The fire hydrants on the affected floors have also run dry.

The plight of pensioners and disabled people living in Elwyn Court was first highlighted by our sister paper, the Daily News, when the lifts stopped working.

Since then there have been accusations by the residents of mismanagement by the managing agent, Ravi Moodley, from Amerada Property Management, as well as a lack of financial statements and substantiating documents.

Resident Victor King said: "We tried to form a committee and fire the managing agent, but he would not hand over any documentation.

"We wanted to see what he was doing with our money, but there have been no financial statements for four years."

In September, the eThekwini Municipality was called in to assist. A municipal task team was set up and two eThekwini officials were appointed as trustees to manage a new account for levy payments.

But six months have passed and the lifts are still not working and the water supply has been disrupted.

The day after The Saturday Star visited the premises and took photographs, the residents received a letter from the body corporate advising them that individual water meters were going to be installed.

No dates, times or amounts were specified, but body corporate trustee Dan Parusram, from eThekwini Municipality, confirmed the planned installation of water meters.
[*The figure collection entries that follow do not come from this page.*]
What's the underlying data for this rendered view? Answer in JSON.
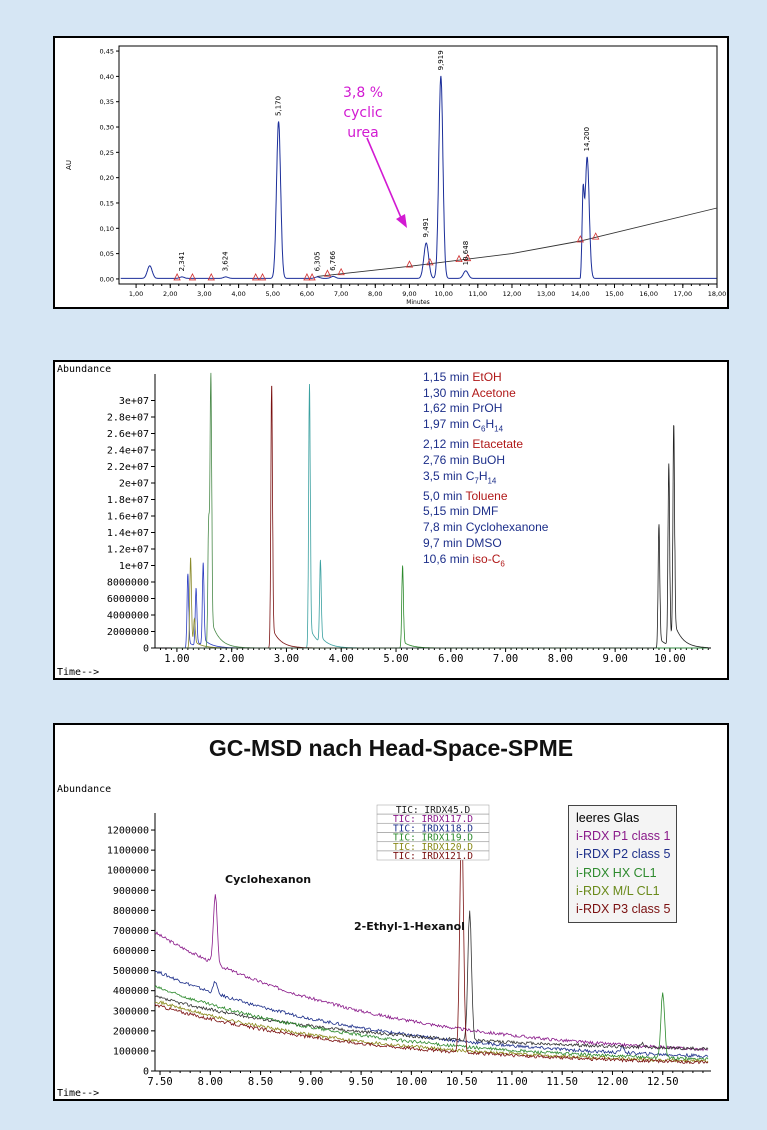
{
  "chart_data": [
    {
      "type": "line",
      "ylabel": "AU",
      "xlabel": "Minutes",
      "xlim": [
        0.5,
        18.0
      ],
      "ylim": [
        -0.01,
        0.46
      ],
      "x_ticks": [
        "1,00",
        "2,00",
        "3,00",
        "4,00",
        "5,00",
        "6,00",
        "7,00",
        "8,00",
        "9,00",
        "10,00",
        "11,00",
        "12,00",
        "13,00",
        "14,00",
        "15,00",
        "16,00",
        "17,00",
        "18,00"
      ],
      "y_ticks": [
        "0,00",
        "0,05",
        "0,10",
        "0,15",
        "0,20",
        "0,25",
        "0,30",
        "0,35",
        "0,40",
        "0,45"
      ],
      "peak_labels": [
        "2,341",
        "3,624",
        "5,170",
        "6,305",
        "6,766",
        "9,491",
        "9,919",
        "10,648",
        "14,200"
      ],
      "peaks": [
        {
          "x": 1.4,
          "y": 0.025
        },
        {
          "x": 2.341,
          "y": 0.003
        },
        {
          "x": 3.624,
          "y": 0.003
        },
        {
          "x": 5.17,
          "y": 0.31
        },
        {
          "x": 6.305,
          "y": 0.003
        },
        {
          "x": 6.766,
          "y": 0.004
        },
        {
          "x": 9.491,
          "y": 0.07
        },
        {
          "x": 9.919,
          "y": 0.4
        },
        {
          "x": 10.648,
          "y": 0.015
        },
        {
          "x": 14.2,
          "y": 0.24
        }
      ],
      "baseline_points": [
        [
          6.3,
          0.005
        ],
        [
          9.0,
          0.025
        ],
        [
          12.0,
          0.05
        ],
        [
          14.0,
          0.075
        ],
        [
          18.0,
          0.14
        ]
      ],
      "annotation": {
        "lines": [
          "3,8 %",
          "cyclic",
          "urea"
        ],
        "x": 9.491
      }
    },
    {
      "type": "line",
      "ylabel": "Abundance",
      "xlabel": "Time-->",
      "xlim": [
        0.6,
        10.75
      ],
      "ylim": [
        0,
        32000000
      ],
      "x_ticks": [
        "1.00",
        "2.00",
        "3.00",
        "4.00",
        "5.00",
        "6.00",
        "7.00",
        "8.00",
        "9.00",
        "10.00"
      ],
      "y_ticks": [
        "0",
        "2000000",
        "4000000",
        "6000000",
        "8000000",
        "1e+07",
        "1.2e+07",
        "1.4e+07",
        "1.6e+07",
        "1.8e+07",
        "2e+07",
        "2.2e+07",
        "2.4e+07",
        "2.6e+07",
        "2.8e+07",
        "3e+07"
      ],
      "legend": [
        {
          "time": "1,15 min",
          "compound": "EtOH",
          "sub": "",
          "tail": "",
          "color": "#b01818"
        },
        {
          "time": "1,30 min",
          "compound": "Acetone",
          "sub": "",
          "tail": "",
          "color": "#b01818"
        },
        {
          "time": "1,62 min",
          "compound": "PrOH",
          "sub": "",
          "tail": "",
          "color": "#1d2f8a"
        },
        {
          "time": "1,97 min",
          "compound": "C",
          "sub": "6",
          "mid": "H",
          "tail": "14",
          "color": "#1d2f8a"
        },
        {
          "time": "2,12 min",
          "compound": "Etacetate",
          "sub": "",
          "tail": "",
          "color": "#b01818"
        },
        {
          "time": "2,76 min",
          "compound": "BuOH",
          "sub": "",
          "tail": "",
          "color": "#1d2f8a"
        },
        {
          "time": "3,5 min",
          "compound": "C",
          "sub": "7",
          "mid": "H",
          "tail": "14",
          "color": "#1d2f8a"
        },
        {
          "time": "5,0 min",
          "compound": "Toluene",
          "sub": "",
          "tail": "",
          "color": "#b01818"
        },
        {
          "time": "5,15 min",
          "compound": "DMF",
          "sub": "",
          "tail": "",
          "color": "#1d2f8a"
        },
        {
          "time": "7,8 min",
          "compound": "Cyclohexanone",
          "sub": "",
          "tail": "",
          "color": "#1d2f8a"
        },
        {
          "time": "9,7 min",
          "compound": "DMSO",
          "sub": "",
          "tail": "",
          "color": "#1d2f8a"
        },
        {
          "time": "10,6 min",
          "compound": "iso-C",
          "sub": "6",
          "tail": "",
          "color": "#b01818"
        }
      ],
      "time_color": "#1d2f8a",
      "series": [
        {
          "color": "#2a3cc0",
          "peaks": [
            [
              1.2,
              9000000
            ],
            [
              1.35,
              7000000
            ],
            [
              1.48,
              10000000
            ]
          ]
        },
        {
          "color": "#8a8a2a",
          "peaks": [
            [
              1.25,
              11000000
            ],
            [
              1.32,
              3000000
            ]
          ]
        },
        {
          "color": "#4a8a4a",
          "peaks": [
            [
              1.62,
              32000000
            ],
            [
              1.58,
              15000000
            ]
          ]
        },
        {
          "color": "#7a1010",
          "peaks": [
            [
              2.73,
              32000000
            ]
          ]
        },
        {
          "color": "#3aa0a0",
          "peaks": [
            [
              3.42,
              32000000
            ],
            [
              3.62,
              10000000
            ]
          ]
        },
        {
          "color": "#2d8a2d",
          "peaks": [
            [
              5.12,
              10000000
            ]
          ]
        },
        {
          "color": "#222222",
          "peaks": [
            [
              9.98,
              22000000
            ],
            [
              10.07,
              26000000
            ],
            [
              9.8,
              15000000
            ]
          ]
        }
      ]
    },
    {
      "type": "line",
      "title": "GC-MSD nach Head-Space-SPME",
      "ylabel": "Abundance",
      "xlabel": "Time-->",
      "xlim": [
        7.45,
        12.98
      ],
      "ylim": [
        0,
        1250000
      ],
      "x_ticks": [
        "7.50",
        "8.00",
        "8.50",
        "9.00",
        "9.50",
        "10.00",
        "10.50",
        "11.00",
        "11.50",
        "12.00",
        "12.50"
      ],
      "y_ticks": [
        "0",
        "100000",
        "200000",
        "300000",
        "400000",
        "500000",
        "600000",
        "700000",
        "800000",
        "900000",
        "1000000",
        "1100000",
        "1200000"
      ],
      "tic_labels": [
        {
          "text": "TIC: IRDX45.D",
          "color": "#222222"
        },
        {
          "text": "TIC: IRDX117.D",
          "color": "#8a1a8a"
        },
        {
          "text": "TIC: IRDX118.D",
          "color": "#1d2f8a"
        },
        {
          "text": "TIC: IRDX119.D",
          "color": "#2d8a2d"
        },
        {
          "text": "TIC: IRDX120.D",
          "color": "#8a8a1a"
        },
        {
          "text": "TIC: IRDX121.D",
          "color": "#7a1010"
        }
      ],
      "legend": [
        {
          "name": "leeres Glas",
          "color": "#000000"
        },
        {
          "name": "i-RDX P1 class 1",
          "color": "#8a1a8a"
        },
        {
          "name": "i-RDX P2 class 5",
          "color": "#1d2f8a"
        },
        {
          "name": "i-RDX HX CL1",
          "color": "#2d8a2d"
        },
        {
          "name": "i-RDX M/L CL1",
          "color": "#6a8a1a"
        },
        {
          "name": "i-RDX P3 class 5",
          "color": "#7a1010"
        }
      ],
      "annotations": [
        "Cyclohexanon",
        "2-Ethyl-1-Hexanol"
      ],
      "series": [
        {
          "name": "IRDX117",
          "color": "#8a1a8a",
          "start": 690000,
          "end": 60000,
          "peaks": [
            [
              8.05,
              350000
            ]
          ]
        },
        {
          "name": "IRDX118",
          "color": "#1d2f8a",
          "start": 500000,
          "end": 40000,
          "peaks": [
            [
              8.05,
              60000
            ],
            [
              12.1,
              30000
            ]
          ]
        },
        {
          "name": "IRDX45",
          "color": "#333333",
          "start": 370000,
          "end": 90000,
          "peaks": [
            [
              10.58,
              650000
            ],
            [
              12.3,
              20000
            ]
          ]
        },
        {
          "name": "IRDX119",
          "color": "#2d8a2d",
          "start": 420000,
          "end": 30000,
          "peaks": [
            [
              12.5,
              330000
            ]
          ]
        },
        {
          "name": "IRDX120",
          "color": "#8a8a1a",
          "start": 350000,
          "end": 25000,
          "peaks": []
        },
        {
          "name": "IRDX121",
          "color": "#7a1010",
          "start": 330000,
          "end": 20000,
          "peaks": [
            [
              10.5,
              1150000
            ]
          ]
        }
      ]
    }
  ]
}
The body corporate would have to pay for them, but he said it was still in "a dire financial crisis".

"Levies are outstanding to the tune of R1.2 million," said Parusram.
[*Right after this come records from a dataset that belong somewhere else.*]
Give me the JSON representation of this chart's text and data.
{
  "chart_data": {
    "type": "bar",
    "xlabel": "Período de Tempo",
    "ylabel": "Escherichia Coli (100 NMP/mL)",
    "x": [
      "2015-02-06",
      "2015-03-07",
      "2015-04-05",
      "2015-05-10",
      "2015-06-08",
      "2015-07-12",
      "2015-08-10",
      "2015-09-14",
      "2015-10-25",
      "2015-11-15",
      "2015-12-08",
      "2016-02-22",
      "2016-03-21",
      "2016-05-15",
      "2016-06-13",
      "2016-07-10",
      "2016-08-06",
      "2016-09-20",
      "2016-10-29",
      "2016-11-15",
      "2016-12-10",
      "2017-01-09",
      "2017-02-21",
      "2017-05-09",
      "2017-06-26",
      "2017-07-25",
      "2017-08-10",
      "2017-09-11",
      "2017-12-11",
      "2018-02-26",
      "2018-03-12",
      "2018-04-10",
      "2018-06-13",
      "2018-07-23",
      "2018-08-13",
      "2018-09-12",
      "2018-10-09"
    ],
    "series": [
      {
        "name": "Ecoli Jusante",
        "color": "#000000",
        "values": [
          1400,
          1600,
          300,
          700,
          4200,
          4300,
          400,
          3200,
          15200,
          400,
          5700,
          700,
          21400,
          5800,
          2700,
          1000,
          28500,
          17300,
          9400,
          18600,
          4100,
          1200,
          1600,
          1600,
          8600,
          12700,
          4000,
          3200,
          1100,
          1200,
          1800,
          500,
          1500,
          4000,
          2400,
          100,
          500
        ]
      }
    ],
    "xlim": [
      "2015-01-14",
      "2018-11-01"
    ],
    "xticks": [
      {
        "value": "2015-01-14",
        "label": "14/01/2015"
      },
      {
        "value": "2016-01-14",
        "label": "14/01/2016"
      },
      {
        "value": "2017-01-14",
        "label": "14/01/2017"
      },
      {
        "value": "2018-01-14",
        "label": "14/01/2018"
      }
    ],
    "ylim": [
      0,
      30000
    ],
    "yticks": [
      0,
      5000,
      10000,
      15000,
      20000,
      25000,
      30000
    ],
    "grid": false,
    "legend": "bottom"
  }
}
"Added to that, there is a culture of non-payment by residents, with more than half the residents not paying for their electricity and water. There is also a lot of overcrowding in that block, with up to 10 to 12 people staying in a flat."
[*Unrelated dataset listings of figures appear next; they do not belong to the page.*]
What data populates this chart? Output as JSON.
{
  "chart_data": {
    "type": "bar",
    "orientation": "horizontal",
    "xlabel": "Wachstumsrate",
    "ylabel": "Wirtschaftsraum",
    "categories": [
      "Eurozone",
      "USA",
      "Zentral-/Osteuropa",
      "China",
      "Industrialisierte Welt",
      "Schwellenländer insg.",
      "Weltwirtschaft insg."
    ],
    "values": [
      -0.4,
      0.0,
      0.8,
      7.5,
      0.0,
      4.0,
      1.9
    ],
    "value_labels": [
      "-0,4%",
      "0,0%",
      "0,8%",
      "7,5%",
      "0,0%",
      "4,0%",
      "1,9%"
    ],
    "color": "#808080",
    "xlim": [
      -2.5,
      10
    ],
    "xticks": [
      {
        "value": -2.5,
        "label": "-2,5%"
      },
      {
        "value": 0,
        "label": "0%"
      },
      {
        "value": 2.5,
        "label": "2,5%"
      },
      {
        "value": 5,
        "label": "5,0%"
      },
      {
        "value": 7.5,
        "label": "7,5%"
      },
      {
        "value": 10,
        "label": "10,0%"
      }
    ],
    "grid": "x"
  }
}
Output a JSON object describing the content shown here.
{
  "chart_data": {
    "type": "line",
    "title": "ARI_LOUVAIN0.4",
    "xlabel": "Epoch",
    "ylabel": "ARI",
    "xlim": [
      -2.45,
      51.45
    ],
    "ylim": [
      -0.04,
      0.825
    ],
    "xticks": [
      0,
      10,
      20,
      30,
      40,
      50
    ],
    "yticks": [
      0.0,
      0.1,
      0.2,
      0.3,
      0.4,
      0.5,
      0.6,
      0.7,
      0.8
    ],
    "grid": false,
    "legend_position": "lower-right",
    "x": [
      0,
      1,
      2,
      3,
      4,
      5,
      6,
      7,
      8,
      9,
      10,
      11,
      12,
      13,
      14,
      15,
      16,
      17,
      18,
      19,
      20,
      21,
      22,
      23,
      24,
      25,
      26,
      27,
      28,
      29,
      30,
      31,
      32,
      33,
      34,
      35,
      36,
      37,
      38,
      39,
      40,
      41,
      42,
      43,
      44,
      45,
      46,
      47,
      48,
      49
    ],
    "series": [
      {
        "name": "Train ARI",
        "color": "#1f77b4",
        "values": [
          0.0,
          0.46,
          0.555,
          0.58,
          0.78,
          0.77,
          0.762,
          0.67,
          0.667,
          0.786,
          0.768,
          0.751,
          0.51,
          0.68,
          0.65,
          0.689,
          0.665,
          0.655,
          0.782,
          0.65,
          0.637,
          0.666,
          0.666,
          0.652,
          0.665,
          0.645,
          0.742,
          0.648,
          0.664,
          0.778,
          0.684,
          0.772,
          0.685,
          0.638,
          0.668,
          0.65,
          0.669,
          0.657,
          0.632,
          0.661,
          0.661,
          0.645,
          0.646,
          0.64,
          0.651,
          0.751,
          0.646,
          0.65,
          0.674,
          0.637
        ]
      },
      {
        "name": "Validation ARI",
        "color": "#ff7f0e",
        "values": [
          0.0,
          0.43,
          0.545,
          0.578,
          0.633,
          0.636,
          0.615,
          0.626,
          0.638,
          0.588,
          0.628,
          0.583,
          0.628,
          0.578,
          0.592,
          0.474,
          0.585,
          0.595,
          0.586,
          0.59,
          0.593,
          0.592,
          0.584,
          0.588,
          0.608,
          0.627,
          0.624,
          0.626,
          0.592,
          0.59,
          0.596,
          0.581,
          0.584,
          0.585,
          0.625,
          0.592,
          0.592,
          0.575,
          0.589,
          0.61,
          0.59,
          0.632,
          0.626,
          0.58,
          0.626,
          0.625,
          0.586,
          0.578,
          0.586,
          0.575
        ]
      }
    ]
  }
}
He said that an audit was under way and the next annual meeting was expected to be held next month or in April.

Moodley declined to comment and referred all matters to the trustees.

It also came to light that there are at least two other buildings under his management in Durban, Raynor House and Emerald Park, both of which are experiencing similar problems.

Attorneys Sigamoney Incorporated, acting on behalf of Emerald Park, said this week that High Court action was imminent.

Ineffective management sparks blocks' crises

Many flat owners in Durban's inner city are caught up in the financial mess caused by residents not paying their levies and general mismanagement of blocks.

But Organisation of Civic Rights chairman Sayed Iqbal Mohamed said changes at national government level with regard to sectional title ownership were in the pipeline.

He said an independent body, the Community Scheme Ombud would be introduced.

The Community Scheme Ombud Service Bill was published late last year for public comment.

"The idea is to provide sectional titles owners with a speedy and cost effective dispute-resolution mechanism, which is long overdue. Also, the Sectional Title Schemes Management Bill 2009, once it is passed by Parliament, will bring all sectional title schemes under the Department of Human Settlements," said Mohamed.

With regard to the plight of owners in Elwyn Court, Mohamed said: "Elwyn Court is one of many sectional title blocks that has failed because there is no proper or effective management of the scheme.

"Nationally, we have no fall-back or rescue plans for individuals and families facing difficult times and no attention is ever given to physically-challenged people.

"We need to look at alternate forms of tenure that will provide a practical solution for South Africans."

Mohamed added: "In the meantime, the residents/owners at Elwyn Court will need to approach the High Court to have an administrator appointed.

"This will mean more levies, including special levies, to save the scheme.

"However, the appointment of an administrator does not necessarily mean that the scheme is saved.

"There are instances where the administrator has absconded with levies."